Violet turns 12 soon, which means she and I both have access to the world of teens. (I recognize that 12 is not a teen year, but for whatever reason a lot of homeschool teen opportunities start at 12.) Because she is pretty fully into high school level work, that “teen years” stuff means my conscience is poking and prodding me with thoughts of transcripts, college admissions, AP scores, and all the rest.
So I’ve begun to dig into that world. I’m on a homeschool-to-college e-mail list, I’ve attended a session on dual enrollment classes (college classes that can be taken for both college and high school credit), I’ve looked at the content of AP exams, and I’ve started to consider what exactly “must” be done to get a Minnesota diploma.
I have not enjoyed it, but it took me a while to figure out why.

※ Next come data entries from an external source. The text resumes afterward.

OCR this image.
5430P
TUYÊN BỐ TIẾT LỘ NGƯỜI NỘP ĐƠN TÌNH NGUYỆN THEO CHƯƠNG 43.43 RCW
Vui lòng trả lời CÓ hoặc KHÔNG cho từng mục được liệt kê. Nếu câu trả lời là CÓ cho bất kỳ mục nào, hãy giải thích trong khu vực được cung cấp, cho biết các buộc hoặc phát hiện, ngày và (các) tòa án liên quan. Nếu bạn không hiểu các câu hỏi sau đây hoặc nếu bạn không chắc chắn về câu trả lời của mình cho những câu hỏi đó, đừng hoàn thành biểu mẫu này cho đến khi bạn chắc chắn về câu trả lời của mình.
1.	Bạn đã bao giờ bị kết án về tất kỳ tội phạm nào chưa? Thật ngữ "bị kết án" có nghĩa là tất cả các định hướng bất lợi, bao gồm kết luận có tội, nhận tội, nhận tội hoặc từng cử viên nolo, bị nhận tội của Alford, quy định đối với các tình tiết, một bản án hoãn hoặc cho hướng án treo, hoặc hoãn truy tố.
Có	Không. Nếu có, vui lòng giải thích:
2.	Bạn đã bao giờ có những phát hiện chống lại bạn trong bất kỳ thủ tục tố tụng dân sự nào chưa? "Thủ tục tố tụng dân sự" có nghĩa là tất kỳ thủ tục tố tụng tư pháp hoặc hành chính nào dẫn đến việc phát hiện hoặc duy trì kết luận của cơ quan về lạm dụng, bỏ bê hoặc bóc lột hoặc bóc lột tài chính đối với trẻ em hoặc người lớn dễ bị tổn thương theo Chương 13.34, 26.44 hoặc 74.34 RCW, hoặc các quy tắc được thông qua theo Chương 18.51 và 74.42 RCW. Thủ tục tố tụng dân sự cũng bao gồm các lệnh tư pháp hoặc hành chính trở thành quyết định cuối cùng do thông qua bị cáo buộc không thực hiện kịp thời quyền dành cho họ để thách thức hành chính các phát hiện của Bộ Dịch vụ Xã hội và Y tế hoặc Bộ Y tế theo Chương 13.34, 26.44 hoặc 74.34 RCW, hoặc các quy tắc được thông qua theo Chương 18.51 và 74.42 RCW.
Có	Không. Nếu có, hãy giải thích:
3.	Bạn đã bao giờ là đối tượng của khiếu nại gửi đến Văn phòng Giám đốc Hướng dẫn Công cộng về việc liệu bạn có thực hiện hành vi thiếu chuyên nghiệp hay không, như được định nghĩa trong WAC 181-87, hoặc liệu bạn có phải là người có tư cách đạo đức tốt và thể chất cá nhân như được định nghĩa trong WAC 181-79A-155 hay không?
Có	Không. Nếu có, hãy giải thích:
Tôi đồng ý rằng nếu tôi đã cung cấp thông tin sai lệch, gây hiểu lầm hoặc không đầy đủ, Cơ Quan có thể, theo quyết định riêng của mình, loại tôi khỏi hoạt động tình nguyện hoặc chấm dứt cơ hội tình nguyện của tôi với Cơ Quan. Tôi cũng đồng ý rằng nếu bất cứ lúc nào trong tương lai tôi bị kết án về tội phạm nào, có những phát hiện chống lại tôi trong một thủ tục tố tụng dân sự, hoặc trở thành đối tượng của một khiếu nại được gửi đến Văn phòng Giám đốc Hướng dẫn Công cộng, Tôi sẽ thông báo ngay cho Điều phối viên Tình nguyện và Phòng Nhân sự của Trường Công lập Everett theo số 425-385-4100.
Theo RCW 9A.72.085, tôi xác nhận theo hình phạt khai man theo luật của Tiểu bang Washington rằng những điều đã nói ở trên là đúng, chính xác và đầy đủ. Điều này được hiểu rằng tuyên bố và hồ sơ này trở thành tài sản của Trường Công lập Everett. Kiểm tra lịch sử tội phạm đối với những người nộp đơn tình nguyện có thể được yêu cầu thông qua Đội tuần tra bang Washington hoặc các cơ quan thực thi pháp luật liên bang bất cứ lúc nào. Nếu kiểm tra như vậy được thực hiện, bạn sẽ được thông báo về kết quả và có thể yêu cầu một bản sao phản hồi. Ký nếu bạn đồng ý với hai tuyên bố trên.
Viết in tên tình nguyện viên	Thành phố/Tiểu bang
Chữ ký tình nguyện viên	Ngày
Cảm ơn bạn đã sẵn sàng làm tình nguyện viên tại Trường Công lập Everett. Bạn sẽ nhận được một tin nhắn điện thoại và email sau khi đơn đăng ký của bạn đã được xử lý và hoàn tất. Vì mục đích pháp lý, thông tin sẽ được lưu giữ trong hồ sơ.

As I mulled it over, I realized that academically there was not a lot to worry about. She likes academic subjects, and our biggest problem is choosing a curriculum (from multiple options), or choosing to use no curriculum. So many interesting paths to follow!
Something clicked as I was reading a book about AP prep for U.S. History, with its long lists of names and dates and places that I had no memory of and no particular need to know: this is not why we homeschool.
I don’t mean that we’ll never study U.S. History again, or even that we won’t look at what AP exams might fit each girl’s areas of greatest interest, just to provide that documentation that smoothes the path to post-homeschool opportunities.
What I mean is that we do not homeschool to replicate school at home, and the longer we homeschool, the more important and obvious that becomes. We homeschool for other reasons:
1. To enjoy each other’s company.
2. To allow each of us — yes, even parents sometimes! — to explore interests and passions that school did not leave time for.
3. To preserve our individuality — yes, even the parents sometimes! No, I don’t believe the necessary end result of a traditional brick-and-mortar school education is identical drones, but I have experienced for myself a wider variety of life possibilities since entering the homeschool community. Sometimes that challenges me, and I like it. (Sidenote: that’s going to be my only “I am not trying to draw unflattering comparisons with families who choose to school traditionally” moment — from now on, you’ll just have to assume that. If reading pro-homeschool things pushes your buttons, you don’t have to read. It won’t offend me.)
4. To follow the ebbs and flows of our interests and energies. Yes, part of our daily life is doing stuff we don’t want to do when we don’t want to do it, and that is a skill and habit worth developing. As an adult, however, I have been surprised by how often people express a belief that adulthood consists of just that, and only that. No! Responsibility isn’t just doing things you don’t want to do. A more adult version of responsibility is taking responsibility for making a life in which you can do things you want to do, rather than blaming the system, or the man, or your parents, or “life” for stopping you.
5. To enjoy each other’s company.
We are snowed in today — someone forgot to tell the sky that spring has arrived — and still Victoria, closing in on 8, is making bunny ears for everything with a head. I have some on my desk, and I have found several perched on dolls. (Only 1 month til Easter!) Violet is wearing hers while she chats with friends from her cancelled co-op classes online. I enjoy that very much, and I especially enjoy hearing my husband laugh to himself after she has dropped off another pair of ears in his office.
It is a slower-paced, joyful — maddening, questioning — way to live, and I am not ready to give it up, especially not at this amazing, joyful, maddening, questioning adolescent time of life. I’m putting my bunny ears back on and sticking to the rabbit trails.